La pandemia preoccupa, ma c’è disunione fra i cittadini europei. Bisogna correre ai ripari

di Francesco Paolo Capone, Segretario Generale Ugl

Forse il maggior problema è stato quello relativo alla comunicazione, istituzionale e mediatica. E non solo in Italia, a quanto pare. In tutta Europa dilagano le manifestazioni contro le norme restrittive imposte dai governi per contenere i contagi, che, specie nell’area centrale del Continente, sono in aumento. Da noi la situazione è migliore, ma anche nel nostro Paese si sta cercando di correre ai ripari per evitare che si ripresentino i problemi dello scorso anno, dal punto di vista sanitario ed economico. Di fronte alla prospettiva di ulteriori restrizioni, dal pass rafforzato “2G” al lockdown generale o a quello per i soli non vaccinati, in vari Stati, dal Belgio all’Olanda, dalla Germania all’Austria e qui da noi, molti cittadini cosiddetti “No Vax” o “No Green Pass” sono scesi in piazza, a volte anche con manifestazioni di dura contestazione. Che fare per evitare che oltre al virus l’Europa si trovi ad affrontare un inverno di scontri sociali? Sembra che un po’ ovunque si sia perso di vista il vero “nemico”, ossia il Covid, che continua, purtroppo, a mietere vittime, e che si sia creata una dicotomia al momento insanabile fra le persone. A ciò hanno contribuito le circostanze, ovvero una pandemia eccezionale per l’epoca contemporanea generata da un virus sconosciuto, le difficoltà – alcune anche comprensibili – della politica e della scienza nel venire a capo della questione, l’influenza, anche questo va detto, dei social network, terra di nessuno nella quale accanto alla comunicazione fra semplici utenti si insinuano anche professionisti della disinformazione e dove al dibattito si preferisce purtroppo spesso lo scontro verbale. Servirebbero informazioni più chiare e circostanziate sulle misure prese e da prendere, dati più facilmente interpretabili e meno soggetti a manipolazioni. Sulla malattia, nonostante tutto ancora poco conosciuta e sottovalutata da chi non l’ha incontrata personalmente, su vaccini e cure, sui dati di contagi e ospedalizzazioni, sulla necessità di intervenire prima che sia tardi per evitare situazioni ingestibili. E far comprendere che non c’è una divisione della popolazione fra “buoni” e “cattivi”, ma solo un grande sforzo collettivo finalizzato a minimizzare i danni, in termini di vite umane, pressione sulla sanità con tutte le conseguenze che ne derivano, ripercussioni su un’economia ancora fragilissima e tutt’altro che uscita dalla crisi dello scorso anno, nell’interesse di tutti.

Non solo da noi

A quanto pare quello della divisione fra cittadini non è un problema solo italiano, come di solito siamo abituati a pensare.

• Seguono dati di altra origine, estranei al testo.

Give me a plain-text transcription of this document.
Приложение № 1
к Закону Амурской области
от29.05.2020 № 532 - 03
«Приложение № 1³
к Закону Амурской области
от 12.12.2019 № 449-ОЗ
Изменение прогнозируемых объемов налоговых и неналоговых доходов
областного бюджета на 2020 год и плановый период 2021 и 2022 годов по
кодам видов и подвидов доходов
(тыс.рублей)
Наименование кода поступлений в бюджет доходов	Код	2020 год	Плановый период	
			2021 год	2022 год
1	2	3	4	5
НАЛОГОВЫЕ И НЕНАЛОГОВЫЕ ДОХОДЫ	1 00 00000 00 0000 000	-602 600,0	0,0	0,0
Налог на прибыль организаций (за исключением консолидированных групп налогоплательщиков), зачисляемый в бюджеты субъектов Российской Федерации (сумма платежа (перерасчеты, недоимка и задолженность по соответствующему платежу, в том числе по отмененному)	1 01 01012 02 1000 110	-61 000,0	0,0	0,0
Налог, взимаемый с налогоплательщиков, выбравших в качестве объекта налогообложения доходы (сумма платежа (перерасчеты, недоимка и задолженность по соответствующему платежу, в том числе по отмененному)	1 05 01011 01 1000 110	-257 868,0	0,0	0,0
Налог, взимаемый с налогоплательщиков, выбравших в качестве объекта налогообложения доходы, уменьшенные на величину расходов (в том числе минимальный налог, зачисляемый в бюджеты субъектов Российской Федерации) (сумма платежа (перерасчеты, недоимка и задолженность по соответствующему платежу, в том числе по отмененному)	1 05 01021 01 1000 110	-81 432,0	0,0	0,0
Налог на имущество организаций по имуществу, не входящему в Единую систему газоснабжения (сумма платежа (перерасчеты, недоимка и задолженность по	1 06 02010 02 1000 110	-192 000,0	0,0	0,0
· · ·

Anzi, per una volta, il nostro Paese spicca per rigore e rispetto delle regole rispetto agli Stati del Nord Europa, presi spesso a esempio di disciplina e osservanza delle norme. Dappertutto si trovano sacche di sfiducia verso le misure prese dalle istituzioni: l’occasione dovrebbe colta per comprendere ciò che non ha funzionato e cambiare approccio, senza approfondire ulteriormente il solco fra popolo e decisori politici.